Sun gives away its newest application server free to all software developers

Sun Microsystems is giving away its latest application server to try to attract more developers and customers, writes Eric Doyle.

Sun Microsystems is giving away its latest application server to try to attract more developers and customers, writes Eric Doyle.

Scott McNealy, chief executive of Sun, announced the move last week at the launch of Sun One Application Server 7, based on Java 2 Enterprise Edition (J2EE) version 1.3.

The server will form an integral part of the Solaris 9 operating system, where it was an option previously, but versions for Windows, Linux, HP-UX, AIX and Solaris will also be made available as a free download from Sun's Web site.

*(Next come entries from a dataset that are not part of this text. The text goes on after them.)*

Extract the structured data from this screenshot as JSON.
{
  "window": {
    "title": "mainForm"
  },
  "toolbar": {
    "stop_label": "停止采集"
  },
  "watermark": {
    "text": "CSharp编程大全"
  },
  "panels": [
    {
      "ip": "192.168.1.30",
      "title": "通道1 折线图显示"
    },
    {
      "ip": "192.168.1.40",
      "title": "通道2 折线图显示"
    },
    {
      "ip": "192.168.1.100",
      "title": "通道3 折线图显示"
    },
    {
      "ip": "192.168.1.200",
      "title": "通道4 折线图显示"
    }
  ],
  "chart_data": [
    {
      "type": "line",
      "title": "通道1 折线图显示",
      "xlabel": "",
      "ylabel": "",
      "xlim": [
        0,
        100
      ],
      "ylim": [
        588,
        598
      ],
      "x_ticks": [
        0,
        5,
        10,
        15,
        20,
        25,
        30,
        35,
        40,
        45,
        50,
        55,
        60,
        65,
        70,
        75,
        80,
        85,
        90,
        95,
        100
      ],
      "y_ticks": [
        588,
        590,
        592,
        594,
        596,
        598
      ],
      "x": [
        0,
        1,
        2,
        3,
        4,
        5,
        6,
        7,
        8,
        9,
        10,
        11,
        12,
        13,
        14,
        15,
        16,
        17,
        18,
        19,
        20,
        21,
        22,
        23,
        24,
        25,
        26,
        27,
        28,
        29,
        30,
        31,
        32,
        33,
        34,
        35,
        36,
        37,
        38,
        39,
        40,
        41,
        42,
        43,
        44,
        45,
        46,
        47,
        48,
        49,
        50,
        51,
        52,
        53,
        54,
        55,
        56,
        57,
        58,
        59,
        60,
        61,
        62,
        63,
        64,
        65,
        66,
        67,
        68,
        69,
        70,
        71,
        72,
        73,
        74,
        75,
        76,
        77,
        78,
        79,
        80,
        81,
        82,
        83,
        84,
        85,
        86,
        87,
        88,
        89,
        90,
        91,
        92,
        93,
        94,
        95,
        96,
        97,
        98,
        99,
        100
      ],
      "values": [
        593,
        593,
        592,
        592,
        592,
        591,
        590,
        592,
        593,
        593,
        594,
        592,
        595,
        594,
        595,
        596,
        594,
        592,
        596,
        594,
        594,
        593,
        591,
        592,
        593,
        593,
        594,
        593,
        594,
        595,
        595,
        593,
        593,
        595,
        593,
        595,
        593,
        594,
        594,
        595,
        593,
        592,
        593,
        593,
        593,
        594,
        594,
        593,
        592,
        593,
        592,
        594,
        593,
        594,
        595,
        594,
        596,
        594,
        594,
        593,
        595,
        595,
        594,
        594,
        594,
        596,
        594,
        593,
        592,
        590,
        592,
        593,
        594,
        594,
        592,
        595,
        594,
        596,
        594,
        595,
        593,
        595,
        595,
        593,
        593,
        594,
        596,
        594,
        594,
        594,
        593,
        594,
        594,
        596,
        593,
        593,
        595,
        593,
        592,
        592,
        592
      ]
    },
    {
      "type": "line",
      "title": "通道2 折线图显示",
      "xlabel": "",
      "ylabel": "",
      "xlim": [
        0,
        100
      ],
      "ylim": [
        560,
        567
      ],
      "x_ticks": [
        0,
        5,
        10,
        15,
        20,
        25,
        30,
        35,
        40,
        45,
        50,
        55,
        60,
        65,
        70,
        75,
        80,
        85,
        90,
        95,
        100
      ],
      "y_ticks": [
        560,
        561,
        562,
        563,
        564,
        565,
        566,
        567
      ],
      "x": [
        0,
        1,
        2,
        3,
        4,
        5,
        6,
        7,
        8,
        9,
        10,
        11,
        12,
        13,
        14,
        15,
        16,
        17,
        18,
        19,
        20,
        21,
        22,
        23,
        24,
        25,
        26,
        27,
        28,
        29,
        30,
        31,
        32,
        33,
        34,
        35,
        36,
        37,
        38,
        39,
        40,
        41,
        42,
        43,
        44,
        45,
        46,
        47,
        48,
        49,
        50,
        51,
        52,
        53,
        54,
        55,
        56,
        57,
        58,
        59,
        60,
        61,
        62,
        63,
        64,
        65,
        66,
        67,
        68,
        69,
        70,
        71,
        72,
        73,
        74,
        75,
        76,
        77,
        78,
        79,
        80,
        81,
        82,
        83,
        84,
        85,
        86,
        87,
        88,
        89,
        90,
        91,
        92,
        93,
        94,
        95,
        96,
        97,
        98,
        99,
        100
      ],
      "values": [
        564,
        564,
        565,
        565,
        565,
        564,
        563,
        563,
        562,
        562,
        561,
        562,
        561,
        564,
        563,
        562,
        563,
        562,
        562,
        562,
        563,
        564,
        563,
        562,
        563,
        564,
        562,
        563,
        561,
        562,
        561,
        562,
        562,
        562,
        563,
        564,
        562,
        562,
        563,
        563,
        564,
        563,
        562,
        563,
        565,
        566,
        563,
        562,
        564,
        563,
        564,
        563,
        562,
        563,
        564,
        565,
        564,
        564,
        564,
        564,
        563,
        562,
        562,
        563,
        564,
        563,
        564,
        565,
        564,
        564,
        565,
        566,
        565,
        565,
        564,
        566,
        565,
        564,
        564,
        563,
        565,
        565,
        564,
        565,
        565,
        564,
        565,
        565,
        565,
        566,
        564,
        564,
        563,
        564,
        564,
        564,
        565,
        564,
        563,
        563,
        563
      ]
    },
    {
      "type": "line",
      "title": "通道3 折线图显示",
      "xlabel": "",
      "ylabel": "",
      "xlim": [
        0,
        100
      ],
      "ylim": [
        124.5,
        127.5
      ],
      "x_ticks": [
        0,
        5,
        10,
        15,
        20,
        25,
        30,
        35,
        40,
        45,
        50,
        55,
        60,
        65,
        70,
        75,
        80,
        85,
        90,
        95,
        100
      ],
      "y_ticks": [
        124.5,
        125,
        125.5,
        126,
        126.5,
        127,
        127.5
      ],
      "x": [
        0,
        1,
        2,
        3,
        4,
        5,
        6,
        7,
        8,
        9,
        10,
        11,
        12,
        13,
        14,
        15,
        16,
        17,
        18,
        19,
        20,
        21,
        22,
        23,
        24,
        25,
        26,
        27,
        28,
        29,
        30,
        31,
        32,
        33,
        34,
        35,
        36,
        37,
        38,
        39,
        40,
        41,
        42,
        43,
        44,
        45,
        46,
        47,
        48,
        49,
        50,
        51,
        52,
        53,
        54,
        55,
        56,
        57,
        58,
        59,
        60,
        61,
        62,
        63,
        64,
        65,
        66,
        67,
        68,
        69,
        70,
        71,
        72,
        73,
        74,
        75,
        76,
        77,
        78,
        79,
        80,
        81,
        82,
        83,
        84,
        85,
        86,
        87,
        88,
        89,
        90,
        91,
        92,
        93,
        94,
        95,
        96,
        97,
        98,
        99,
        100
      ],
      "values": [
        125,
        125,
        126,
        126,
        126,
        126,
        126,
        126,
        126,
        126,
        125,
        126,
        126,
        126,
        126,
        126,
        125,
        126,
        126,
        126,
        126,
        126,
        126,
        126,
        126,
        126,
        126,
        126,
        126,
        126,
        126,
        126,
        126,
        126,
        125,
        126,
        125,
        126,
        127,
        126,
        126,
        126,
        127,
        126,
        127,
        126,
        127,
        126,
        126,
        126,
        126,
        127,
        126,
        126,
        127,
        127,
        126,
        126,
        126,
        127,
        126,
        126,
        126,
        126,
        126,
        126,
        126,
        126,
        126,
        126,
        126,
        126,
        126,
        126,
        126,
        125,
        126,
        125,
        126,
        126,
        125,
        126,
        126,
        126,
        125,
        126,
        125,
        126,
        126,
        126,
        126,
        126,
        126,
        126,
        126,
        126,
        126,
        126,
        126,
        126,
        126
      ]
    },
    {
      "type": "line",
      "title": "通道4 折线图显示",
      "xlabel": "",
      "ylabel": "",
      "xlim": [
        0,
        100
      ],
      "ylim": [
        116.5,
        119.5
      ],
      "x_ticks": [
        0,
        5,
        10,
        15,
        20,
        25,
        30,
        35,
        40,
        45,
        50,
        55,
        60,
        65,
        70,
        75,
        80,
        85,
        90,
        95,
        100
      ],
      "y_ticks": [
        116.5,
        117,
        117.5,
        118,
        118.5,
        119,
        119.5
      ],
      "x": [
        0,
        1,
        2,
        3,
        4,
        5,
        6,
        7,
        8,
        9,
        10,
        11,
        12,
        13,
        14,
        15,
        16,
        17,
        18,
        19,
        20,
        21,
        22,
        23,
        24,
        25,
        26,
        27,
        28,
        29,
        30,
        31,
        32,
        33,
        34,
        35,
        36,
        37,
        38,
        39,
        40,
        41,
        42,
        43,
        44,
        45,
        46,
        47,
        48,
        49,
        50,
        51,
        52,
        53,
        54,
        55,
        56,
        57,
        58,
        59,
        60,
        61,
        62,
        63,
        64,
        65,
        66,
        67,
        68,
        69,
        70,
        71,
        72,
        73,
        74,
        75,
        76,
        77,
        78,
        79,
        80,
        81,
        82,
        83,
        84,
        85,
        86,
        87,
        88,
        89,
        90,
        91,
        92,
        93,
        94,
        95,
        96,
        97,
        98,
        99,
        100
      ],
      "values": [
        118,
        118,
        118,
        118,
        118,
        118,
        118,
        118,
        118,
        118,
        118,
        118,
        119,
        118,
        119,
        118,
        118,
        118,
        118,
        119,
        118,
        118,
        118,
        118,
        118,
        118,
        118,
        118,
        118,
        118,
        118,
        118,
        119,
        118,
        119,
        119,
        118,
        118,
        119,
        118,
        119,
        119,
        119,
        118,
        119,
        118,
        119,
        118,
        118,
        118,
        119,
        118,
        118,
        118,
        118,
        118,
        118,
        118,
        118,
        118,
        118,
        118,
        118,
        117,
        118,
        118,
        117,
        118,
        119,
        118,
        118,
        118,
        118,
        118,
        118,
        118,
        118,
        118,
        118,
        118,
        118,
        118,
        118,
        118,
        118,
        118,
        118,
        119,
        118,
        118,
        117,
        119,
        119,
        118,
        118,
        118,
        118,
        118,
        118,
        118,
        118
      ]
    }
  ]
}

Sun's application server currently lies behind IBM and BEA Systems and is more or less level with Oracle, according to analysts. Sun hopes to boost take-up by offering the free platform.

Steve Elliott, Sun One's application server UK product manager, said, "This offers a zero cost of entry. It costs nothing to try it out. In the past people trying to get into J2EE platforms have had to take an all-or-nothing approach because most application servers take the 'kitchen sink' approach. This means there are a lot of features people don't want to run. We are offering a small footprint, fast system."

Although Elliott stressed that the basic platform is suitable for large corporations, he said that lowering the cost of implementation would allow smaller organisations to enter the Java Web services market. Although the platform is free, users will still have to pay if they want service and support

Sun is also bundling Sun One Directory Server, Sunscreen Firewall and Solaris 9 Resource Manager with Solaris which users may choose whether to deploy.

To back up the platform offer, Sun is also releasing a new developer platform to allow the building of integrated Web services based on Java, Soap, UDDI, WSDL and Java Connector APIs. The developer platform will be available by the end of this year and the price per developer seat will be $5,000 (£3,335).

Application Server 7 will also be available in Standard and Enterprise editions for $2,000 and $10,000 per CPU respectively. The Enterprise version will appear early next year but the Solaris and Windows versions of the platform editions will be available in September with Linux, HP-UX and AIX versions by the end of the year.